Auda was a skilled and loving nursemaid, and she took her job seriously. She knew that the only way Essylt would be content in the tower was if she thought her life was entirely normal. For several years, Auda was quite successful, for she made the West Tower into everything a little girl could wish for. When Essylt wanted new dolls, Auda ordered them; when she asked for playmates, Auda invited the princess’s young female cousins to visit; when she yearned for a pony, Auda convinced the king to deliver one to the gardens adjacent
to the West Tower. She even arranged for a female riding instructor to teach Essylt how to ride. Whenever Essylt voiced questions about why she couldn’t go through the heavily carved oak door in the hall, Auda said, “We must keep you safe, for you are the princess of Anvarra, and you must be protected.”
The only times Essylt left the West Tower were on the occasions of her father’s weddings, for it was deemed too unseemly for the princess to remain locked away on such an important day. For those events, Essylt was dressed in veils from head to toe so that no one could see her face. The veils also had the unfortunate—or perhaps intentional—side effect of rendering her mostly blind, so she had to hold Auda’s hand the entire time. That meant that Essylt’s experience of the greater castle was confined to careful study of the floor, glimpsed in flashes through the gap at the bottom of the veils.

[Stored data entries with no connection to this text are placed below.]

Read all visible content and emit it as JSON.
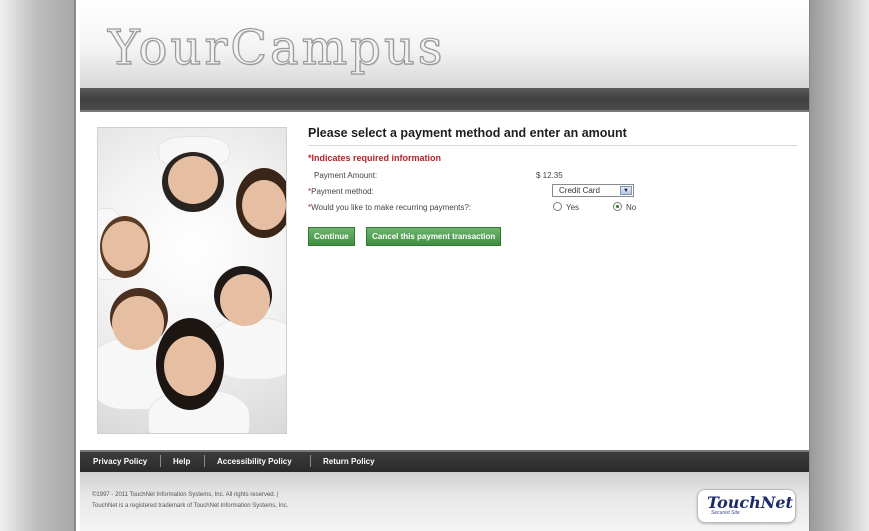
{
  "header": {
    "logo_text": "YourCampus"
  },
  "main": {
    "heading": "Please select a payment method and enter an amount",
    "required_note": "Indicates required information",
    "required_marker": "*",
    "payment_amount": {
      "label": "Payment Amount:",
      "value": "$ 12.35"
    },
    "payment_method": {
      "label": "Payment method:",
      "selected": "Credit Card"
    },
    "recurring": {
      "label": "Would you like to make recurring payments?:",
      "options": [
        "Yes",
        "No"
      ],
      "selected": "No"
    },
    "buttons": {
      "continue": "Continue",
      "cancel": "Cancel this payment transaction"
    }
  },
  "footer": {
    "links": [
      "Privacy Policy",
      "Help",
      "Accessibility Policy",
      "Return Policy"
    ],
    "copyright_line1": "©1997 - 2011 TouchNet Information Systems, Inc. All rights reserved. |",
    "copyright_line2": "TouchNet is a registered trademark of TouchNet Information Systems, Inc.",
    "brand": {
      "name": "TouchNet",
      "tagline": "Secured Site"
    }
  },
  "colors": {
    "required_red": "#b1242a",
    "button_green": "#4f9f4f",
    "brand_navy": "#1b2c6d"
  }
}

During Essylt’s childhood, King Radek married several times, for his wives had a troubling tendency to die. Essylt’s mother, of course, had died in childbed, as did the king’s second wife. His third wife bore two stillborn children—sons, the king noted in despair—before succumbing to a fever. After that, several years passed before the king decided to marry again. Some believed he worried that he was cursed, but others noted that he was merely distracted by a new war that had broken out between Anvarra and its eastern neighbor, the kingdom of Drasik. This war went on season after season, and Essylt passed her thirteenth and fourteenth and fifteenth birthdays with her father away at battle, and no new bride on the castle threshold to draw her out of the West Tower.
As Essylt grew older, she became increasingly curious about the court and her father and why he did not return except once or twice a year, and Auda reluctantly began to answer
her questions. In this way, Essylt learned that King Radek had sought an alliance with the island nation of Nawharla’al, which had once been invaded by Drasik but had successfully driven them out through an ingenious use of poison-tipped arrows that spread plague through the Drasik soldiers. In Essylt’s seventeenth year, Anvarra and Nawharla’al fought and won a decisive battle against Drasik. In celebration of victory, the king of Nawharla’al gave his seventeen-year-old daughter Sadiya to King Radek in marriage to further cement their alliance.

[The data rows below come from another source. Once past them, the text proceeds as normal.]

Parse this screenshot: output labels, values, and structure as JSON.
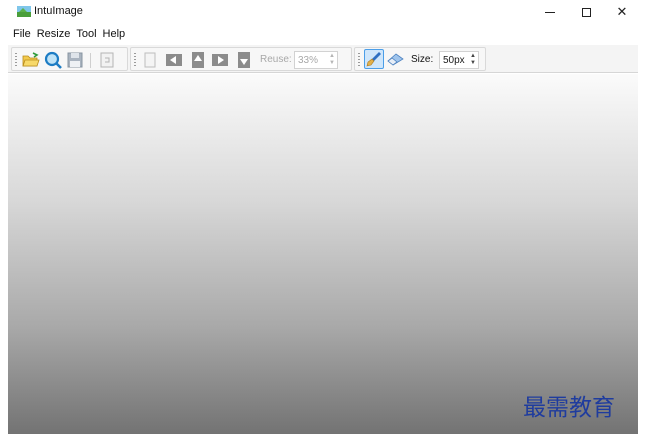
{
  "window": {
    "title": "IntuImage",
    "controls": {
      "minimize_icon": "minimize-icon",
      "maximize_icon": "maximize-icon",
      "close_glyph": "✕"
    }
  },
  "menu": {
    "items": [
      "File",
      "Resize",
      "Tool",
      "Help"
    ]
  },
  "toolbar": {
    "icons": [
      "open-folder-icon",
      "zoom-icon",
      "save-icon",
      "copy-icon",
      "page-icon",
      "arrow-left-icon",
      "arrow-up-icon",
      "arrow-right-icon",
      "arrow-down-icon",
      "brush-icon",
      "eraser-icon"
    ],
    "reuse_label": "Reuse:",
    "reuse_value": "33%",
    "size_label": "Size:",
    "size_value": "50px"
  },
  "watermark": "最需教育",
  "colors": {
    "accent": "#4b9ee8",
    "canvas_top": "#fbfbfb",
    "canvas_bottom": "#737373",
    "watermark": "#1f3c9e"
  }
}
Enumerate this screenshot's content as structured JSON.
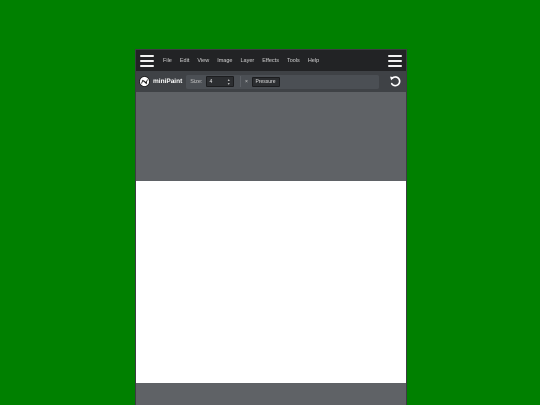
{
  "menu": {
    "items": [
      {
        "label": "File"
      },
      {
        "label": "Edit"
      },
      {
        "label": "View"
      },
      {
        "label": "Image"
      },
      {
        "label": "Layer"
      },
      {
        "label": "Effects"
      },
      {
        "label": "Tools"
      },
      {
        "label": "Help"
      }
    ]
  },
  "toolbar": {
    "logo_text": "miniPaint",
    "size_label": "Size:",
    "size_value": "4",
    "pressure_toggle": "×",
    "pressure_label": "Pressure"
  },
  "icons": {
    "menu_left": "hamburger-icon",
    "menu_right": "hamburger-icon",
    "logo": "minipaint-logo-icon",
    "undo": "undo-icon",
    "spinner_up": "▲",
    "spinner_down": "▼"
  },
  "colors": {
    "page_background": "#008000",
    "menubar": "#222325",
    "toolbar": "#3f4246",
    "workspace": "#5f6266",
    "canvas": "#ffffff"
  }
}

Sadiya, like all Nawharla’ali people, had brown skin and black hair, with eyes the color of rich, dark soil. The first time King Radek saw her—in a tent on the side of the road after the last battle—he felt lust stir within him, for he had never seen a girl as beautiful and exotic as she. The king saw the way his attendants looked at her, too, and black jealousy rose within him, even thicker than his lust. He ordered that Sadiya be taken immediately to the West Tower and locked inside until their wedding, which would take place in exactly one fortnight.
Sadiya did not understand what he said, for she had not yet learned the Anvarran language. She only knew that the king’s voice was covetous and greedy, and when he lifted her chin with his hand, she could almost smell the desire on his breath. It took all her years of royal training to not spit in his face, and she prayed to her gods that something would come to deliver her from this marriage.